Tuesday, February 14, 2012

The Short Story is Alive(?)

A few entries ago, I came to the realization (for about the thirtieth time) that writing is what I’m supposed to be doing, to be the focus of my creative energy. Close on the heels of that, I received a response from a publisher that was looking at my short novel, “28 IF”. Their comments were that, while the material is “strong”, there is “a little too much philosophizing and not enough action”. I don’t really take offense to that; in fact, the philosophizing was always supposed to be the focus.

I’ve also, from a different source, heard some about the marketing aspects of my story. If you’ve checked it out (it’s presented in its entirety in older entries if you haven’t) it’s structured around the Beatles’ final album, Abbey Road, and incorporates all the lyrics from the album. This source pointed out that it would be a huge legal hassle to obtain the rights for publication, and what publisher in these times would want to take that upon themselves, especially for an unknown author? Again, I have to say that when I wrote the story, marketability was not what I had in mind. I just had an idea that I wanted to get out of my head and into the world.

But all this feedback got me thinking. Of the four major works I’ve started working on (three novels and one screenplay), all derive their structure from someone else’s work. “28 IF” was based on the tracklist of “Abbey Road”, my two unfinished novels are based on Dante’s “Inferno” and Poe’s “The Masque of the Red Death”, and my screenplay “Syzygy” was originally conceived to follow the tracklist and imagery of Tom Waits’s album “Bone Machine”. In that last instance, I did thankfully stray from the original concept, but what keeps coming around is the idea that I’m not clear at all on how to create a long-form structure of my own. I always have to provide myself a guide to follow, even if I don’t always strictly adhere to it.

So maybe, after all this, the short story is really what I should be focusing on. I haven’t been in recent years, because it seems like the market for them has really gone downhill. That wasn’t always the case… when the Internet was first becoming a true marketing force for fiction, everyone was saying that short fiction, especially “flash” fiction that’s even shorter than short stories, would be the main thing, something that someone could digest all in one bite. That doesn’t seem like it’s come to pass. There are exceptions, of course… Joe Hill’s “20th Century Ghosts” and my former high school classmate Julie Orringer’s “How to Breathe Underwater” have been acclaimed short story collections by first-time authors, but on the whole, it’s novels that are the bread and butter of the book industry.

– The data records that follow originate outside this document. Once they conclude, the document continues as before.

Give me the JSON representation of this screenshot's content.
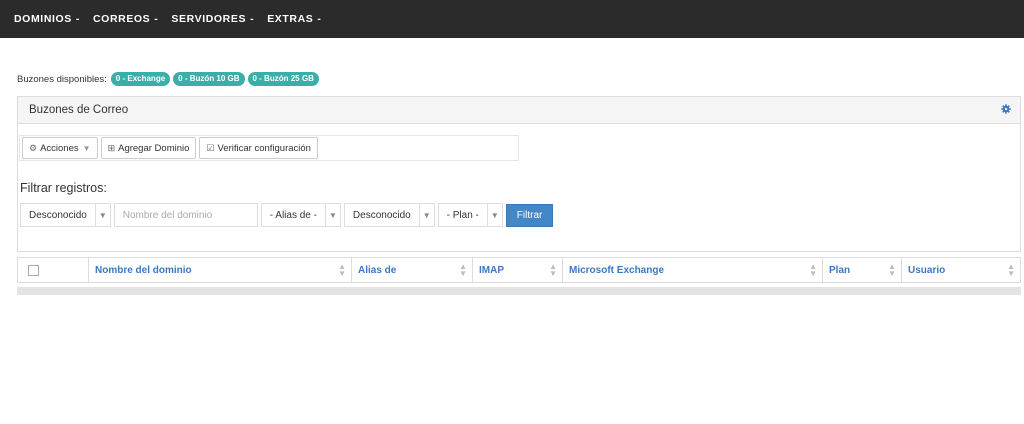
{
  "nav": {
    "items": [
      {
        "label": "DOMINIOS",
        "caret": "-"
      },
      {
        "label": "CORREOS",
        "caret": "-"
      },
      {
        "label": "SERVIDORES",
        "caret": "-"
      },
      {
        "label": "EXTRAS",
        "caret": "-"
      }
    ]
  },
  "available": {
    "label": "Buzones disponibles:",
    "badges": [
      "0 - Exchange",
      "0 - Buzón 10 GB",
      "0 - Buzón 25 GB"
    ],
    "badge_color": "#3aafa9"
  },
  "panel": {
    "title": "Buzones de Correo",
    "settings_icon": "gear-icon",
    "toolbar": {
      "actions_label": "Acciones",
      "add_domain_label": "Agregar Dominio",
      "verify_label": "Verificar configuración"
    },
    "filter": {
      "label": "Filtrar registros:",
      "status1_value": "Desconocido",
      "domain_placeholder": "Nombre del dominio",
      "alias_value": "- Alias de -",
      "status2_value": "Desconocido",
      "plan_value": "- Plan -",
      "submit_label": "Filtrar"
    }
  },
  "table": {
    "columns": [
      "Nombre del dominio",
      "Alias de",
      "IMAP",
      "Microsoft Exchange",
      "Plan",
      "Usuario"
    ],
    "rows": []
  },
  "colors": {
    "nav_bg": "#2b2b2b",
    "accent": "#4287c8",
    "link": "#3a78c3"
  }
}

A long time ago, I promised myself that I would follow my muse as closely as I could, letting my mind, and not the market, dictate what kind of books I would write. I wouldn’t try to fit into any particular genre, or write for any defined audience rather than myself. Now I understand that I should extend that promise into the *form* of what I write, as well. If my mind is geared toward writing short stories, then that’s what I should write. One of my literary heroes, Ray Bradbury, wrote almost exclusively short stories. Even his most popular novels, “The Martian Chronicles” and “Dandelion Wine”, started out as story collections until he found a way to string them together. Maybe I can do the same.

And who knows? There may be an untapped market for short fiction out there that I’m just not aware of. I read a book recently that takes place in the 1920s, and I found myself being genuinely envious of a time when a writer could pound out a heartfelt story in a few days, send it to a literary magazine, and have it almost immediately published and read by thousands of people. Even back in the 90s, I picked up more than a few horror anthologies, and found some that contain little gems that I go back to an reread every once in a while. I have to do some research and see an online version of that exists.

Bottom line: I want to write what I feel, what I’m passionate about, what I can’t *not* write, and have somebody else figure out what to do with it. One of the more terrible directions I see the book industry going in is that, as publishers begin pulling back as an economic necessity, a whole set of existing safeguards that protect the reading public from crappy books are being lowered. In another ten years, the New York Times bestseller lists might not be populated by the best authors, or the most worthy books, but by titles whose authors have best learned the art of self-promotion. I can’t see how a person can create quality work, and at the same time work hard enough to get themselves noticed single-handedly. I’ve talked to enough of them on the phone, when they were trying to get their titles posted for sale on Borders.com. Not a single one of them had a title that seemed worthwhile, and when they would send me a sample copy, they were often laughably written and grammatically inexcusable.

I didn’t mean to go off on a tangent about the future of the industry, but my point is this: I’m going to write what I need to, in the way that I need to, and figure out what to do with it later.